Kimball, an administrator in the town's information technology department, said on his yearly vacation in Maine to visit family, his cousin's son convinced Kimball, his 17-year-old son Keith, and Keith's friend to field a team for a local Wiffle Ball tournament in that town. "At the end of our vacation, Keith told me the Wiffle Ball tournament was the highlight of his vacation," Kimball said.

After a little research on their return, Kimball said they learned that the popular Wiffle Ball -- while made in a factory in Shelton -- was actually created in Fairfield. Kimball decided to register a tournament with the company, and after exchanging emails with owner David J. Mullany, learned that Mullany's father and grandfather designed the Wiffle Ball at their kitchen table at their Edgehill Road home in 1953.

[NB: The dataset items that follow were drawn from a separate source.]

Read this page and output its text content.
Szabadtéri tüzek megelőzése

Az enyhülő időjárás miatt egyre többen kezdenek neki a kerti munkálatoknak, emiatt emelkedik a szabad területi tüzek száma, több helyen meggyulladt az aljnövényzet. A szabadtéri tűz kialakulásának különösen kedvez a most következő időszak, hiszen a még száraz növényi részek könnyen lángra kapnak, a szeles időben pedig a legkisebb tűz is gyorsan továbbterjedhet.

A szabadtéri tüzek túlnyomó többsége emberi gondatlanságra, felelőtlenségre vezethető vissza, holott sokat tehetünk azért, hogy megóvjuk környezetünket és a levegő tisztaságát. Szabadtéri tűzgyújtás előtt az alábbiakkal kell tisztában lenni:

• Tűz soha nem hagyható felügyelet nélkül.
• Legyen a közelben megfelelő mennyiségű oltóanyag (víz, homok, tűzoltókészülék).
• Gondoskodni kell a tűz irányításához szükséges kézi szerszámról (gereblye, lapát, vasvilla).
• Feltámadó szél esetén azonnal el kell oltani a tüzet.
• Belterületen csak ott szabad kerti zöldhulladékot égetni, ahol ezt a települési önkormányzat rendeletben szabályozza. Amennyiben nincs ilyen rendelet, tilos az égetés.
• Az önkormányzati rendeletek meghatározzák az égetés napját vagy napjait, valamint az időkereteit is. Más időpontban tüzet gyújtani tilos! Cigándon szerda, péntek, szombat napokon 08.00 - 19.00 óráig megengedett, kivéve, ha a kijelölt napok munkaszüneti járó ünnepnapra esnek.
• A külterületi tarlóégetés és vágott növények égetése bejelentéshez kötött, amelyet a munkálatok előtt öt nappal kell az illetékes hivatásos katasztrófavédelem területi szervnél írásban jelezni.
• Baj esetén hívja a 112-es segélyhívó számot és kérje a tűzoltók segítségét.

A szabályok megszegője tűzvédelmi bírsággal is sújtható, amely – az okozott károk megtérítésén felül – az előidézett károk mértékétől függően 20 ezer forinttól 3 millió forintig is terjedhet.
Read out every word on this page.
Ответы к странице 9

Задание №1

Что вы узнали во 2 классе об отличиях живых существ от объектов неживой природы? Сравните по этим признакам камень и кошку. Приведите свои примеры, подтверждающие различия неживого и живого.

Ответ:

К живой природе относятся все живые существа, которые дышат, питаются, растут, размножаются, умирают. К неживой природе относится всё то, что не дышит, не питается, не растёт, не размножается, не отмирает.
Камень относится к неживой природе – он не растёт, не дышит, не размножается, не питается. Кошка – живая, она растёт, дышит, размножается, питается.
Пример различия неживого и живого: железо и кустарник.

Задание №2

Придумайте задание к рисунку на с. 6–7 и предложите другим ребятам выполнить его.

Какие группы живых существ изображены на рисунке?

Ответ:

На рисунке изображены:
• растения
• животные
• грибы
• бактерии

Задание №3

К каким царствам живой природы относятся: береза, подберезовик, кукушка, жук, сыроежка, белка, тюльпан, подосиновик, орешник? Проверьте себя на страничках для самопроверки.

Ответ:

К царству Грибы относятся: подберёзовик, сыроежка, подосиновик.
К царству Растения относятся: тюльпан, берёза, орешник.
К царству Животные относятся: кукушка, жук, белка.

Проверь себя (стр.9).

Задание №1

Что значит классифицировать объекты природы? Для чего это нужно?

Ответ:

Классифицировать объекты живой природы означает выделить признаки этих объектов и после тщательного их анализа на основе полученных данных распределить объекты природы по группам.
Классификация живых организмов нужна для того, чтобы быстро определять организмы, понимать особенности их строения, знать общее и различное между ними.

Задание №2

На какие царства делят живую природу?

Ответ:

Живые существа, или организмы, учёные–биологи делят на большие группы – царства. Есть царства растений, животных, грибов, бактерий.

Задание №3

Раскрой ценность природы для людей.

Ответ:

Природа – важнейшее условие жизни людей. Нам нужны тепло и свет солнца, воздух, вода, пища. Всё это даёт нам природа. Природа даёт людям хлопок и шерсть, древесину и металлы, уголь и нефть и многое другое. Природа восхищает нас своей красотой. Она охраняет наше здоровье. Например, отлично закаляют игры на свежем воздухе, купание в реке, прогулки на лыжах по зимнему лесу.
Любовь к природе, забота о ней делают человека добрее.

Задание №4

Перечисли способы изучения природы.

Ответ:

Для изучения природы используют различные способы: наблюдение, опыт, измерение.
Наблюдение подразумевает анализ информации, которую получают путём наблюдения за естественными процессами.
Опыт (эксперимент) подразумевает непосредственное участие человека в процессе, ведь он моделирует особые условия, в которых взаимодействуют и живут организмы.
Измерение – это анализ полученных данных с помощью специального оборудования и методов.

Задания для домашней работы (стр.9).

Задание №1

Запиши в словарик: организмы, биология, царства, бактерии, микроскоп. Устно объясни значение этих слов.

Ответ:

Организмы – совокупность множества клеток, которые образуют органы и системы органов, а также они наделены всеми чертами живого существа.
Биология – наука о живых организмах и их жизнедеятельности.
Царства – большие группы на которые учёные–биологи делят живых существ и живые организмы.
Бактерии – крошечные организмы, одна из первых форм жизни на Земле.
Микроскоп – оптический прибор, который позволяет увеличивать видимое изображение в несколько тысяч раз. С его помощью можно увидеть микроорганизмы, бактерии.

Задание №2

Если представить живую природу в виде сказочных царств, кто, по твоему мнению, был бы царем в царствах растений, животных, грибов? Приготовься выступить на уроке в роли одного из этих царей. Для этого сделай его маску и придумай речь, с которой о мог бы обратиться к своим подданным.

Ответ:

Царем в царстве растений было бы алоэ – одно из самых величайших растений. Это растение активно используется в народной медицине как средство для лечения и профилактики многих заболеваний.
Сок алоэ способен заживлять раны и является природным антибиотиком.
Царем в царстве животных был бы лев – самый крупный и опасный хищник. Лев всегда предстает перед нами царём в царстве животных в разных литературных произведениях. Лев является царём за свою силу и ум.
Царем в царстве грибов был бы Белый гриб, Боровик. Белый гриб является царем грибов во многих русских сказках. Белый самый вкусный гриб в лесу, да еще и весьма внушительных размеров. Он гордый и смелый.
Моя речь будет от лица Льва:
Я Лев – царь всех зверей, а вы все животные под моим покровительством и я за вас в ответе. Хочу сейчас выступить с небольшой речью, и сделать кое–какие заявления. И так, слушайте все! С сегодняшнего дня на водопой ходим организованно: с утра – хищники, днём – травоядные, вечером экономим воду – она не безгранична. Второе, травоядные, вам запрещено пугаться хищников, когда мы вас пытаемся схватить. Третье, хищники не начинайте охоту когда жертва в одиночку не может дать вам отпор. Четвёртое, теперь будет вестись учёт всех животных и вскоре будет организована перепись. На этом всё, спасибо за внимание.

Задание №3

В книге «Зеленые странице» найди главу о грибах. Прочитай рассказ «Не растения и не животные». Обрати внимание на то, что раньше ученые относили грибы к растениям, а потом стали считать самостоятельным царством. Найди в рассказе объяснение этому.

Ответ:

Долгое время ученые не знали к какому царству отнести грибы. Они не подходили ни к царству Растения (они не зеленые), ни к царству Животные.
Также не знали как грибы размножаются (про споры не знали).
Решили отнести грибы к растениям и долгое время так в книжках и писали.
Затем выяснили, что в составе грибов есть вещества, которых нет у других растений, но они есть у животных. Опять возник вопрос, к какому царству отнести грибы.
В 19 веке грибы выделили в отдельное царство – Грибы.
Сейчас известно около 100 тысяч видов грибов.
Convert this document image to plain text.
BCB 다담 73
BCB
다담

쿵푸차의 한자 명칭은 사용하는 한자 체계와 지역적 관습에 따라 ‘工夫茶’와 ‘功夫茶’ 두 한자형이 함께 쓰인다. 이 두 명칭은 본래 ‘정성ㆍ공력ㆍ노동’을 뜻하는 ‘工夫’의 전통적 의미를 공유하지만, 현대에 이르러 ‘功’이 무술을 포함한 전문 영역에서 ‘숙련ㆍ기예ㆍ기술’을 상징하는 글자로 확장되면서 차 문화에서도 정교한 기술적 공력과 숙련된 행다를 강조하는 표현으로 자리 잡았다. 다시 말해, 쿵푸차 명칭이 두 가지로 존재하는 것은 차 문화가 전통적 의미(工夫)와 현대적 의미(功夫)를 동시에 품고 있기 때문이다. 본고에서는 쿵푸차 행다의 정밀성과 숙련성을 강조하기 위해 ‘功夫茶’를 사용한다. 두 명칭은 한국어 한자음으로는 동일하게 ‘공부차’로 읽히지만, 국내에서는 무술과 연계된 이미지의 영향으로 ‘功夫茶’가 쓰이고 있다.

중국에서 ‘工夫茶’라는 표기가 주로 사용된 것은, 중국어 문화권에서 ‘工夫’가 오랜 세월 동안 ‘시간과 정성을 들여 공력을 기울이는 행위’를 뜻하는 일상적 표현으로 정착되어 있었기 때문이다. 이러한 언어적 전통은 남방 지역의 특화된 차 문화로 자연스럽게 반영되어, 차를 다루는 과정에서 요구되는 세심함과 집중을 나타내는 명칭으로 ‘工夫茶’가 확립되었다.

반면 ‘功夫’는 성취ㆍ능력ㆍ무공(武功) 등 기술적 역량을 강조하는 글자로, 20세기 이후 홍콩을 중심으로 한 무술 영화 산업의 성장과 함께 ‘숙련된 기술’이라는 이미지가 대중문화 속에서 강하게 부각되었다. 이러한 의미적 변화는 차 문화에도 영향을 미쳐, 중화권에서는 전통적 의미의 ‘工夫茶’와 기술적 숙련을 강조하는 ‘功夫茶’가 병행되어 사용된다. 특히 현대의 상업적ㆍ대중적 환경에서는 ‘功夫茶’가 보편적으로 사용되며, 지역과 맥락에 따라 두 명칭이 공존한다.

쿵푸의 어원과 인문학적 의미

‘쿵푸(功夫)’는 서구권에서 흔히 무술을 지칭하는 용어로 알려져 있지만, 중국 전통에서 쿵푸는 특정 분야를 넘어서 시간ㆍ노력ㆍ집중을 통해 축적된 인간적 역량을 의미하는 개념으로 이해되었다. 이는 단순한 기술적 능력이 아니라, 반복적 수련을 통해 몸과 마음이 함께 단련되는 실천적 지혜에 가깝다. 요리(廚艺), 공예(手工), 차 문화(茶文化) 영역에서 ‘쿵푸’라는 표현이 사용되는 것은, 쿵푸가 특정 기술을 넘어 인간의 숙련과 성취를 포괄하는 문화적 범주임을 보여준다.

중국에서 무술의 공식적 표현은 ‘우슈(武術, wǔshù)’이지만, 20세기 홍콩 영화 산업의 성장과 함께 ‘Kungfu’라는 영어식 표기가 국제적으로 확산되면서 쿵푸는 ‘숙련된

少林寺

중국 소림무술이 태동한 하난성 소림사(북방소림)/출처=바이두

The tournament Kimball was organizing suddenly became something more.

"That's when the bulb went off," Kimball said. "What would be better than to bring Wiffle Ball back home where it all started, especially on our 375th anniversary?"

Kimball approached First Selectman Michael Tetreau with the idea, and with his support, Kimball said he "hit the ground running."

Thus was born the Wiffle Ball Tournament, slated for Saturday at Roger Ludlowe Middle School with a round-robin format of play.

According to Kimball, Tetreau suggested there might not be enough time this year for a full tournament, and recommended it be a game between the Police and Fire departments.

It was after meeting with Public Works Superintendent Scott Bartlett that the field was expanded to four teams.

After reserving the field through Sue Kiraly of the Parks and Recreation Department staff, Kimball met with Bartlett to work on a design for the tournament's field. Bartlett, he said, was not only happy to help with the design, but also asked about his crew fielding a team.

"That's when the public works and Town Hall teams were created," Kimball said.

At least one member of Mullany's family will be on hand to throw out the first pitch for the inaugural tournament.

The entry fee of $120 will go to a local charity.

Tournament play will start at 10 a.m., with each game expected to last an hour. Trophies are expected to be awarded about 3:30 p.m.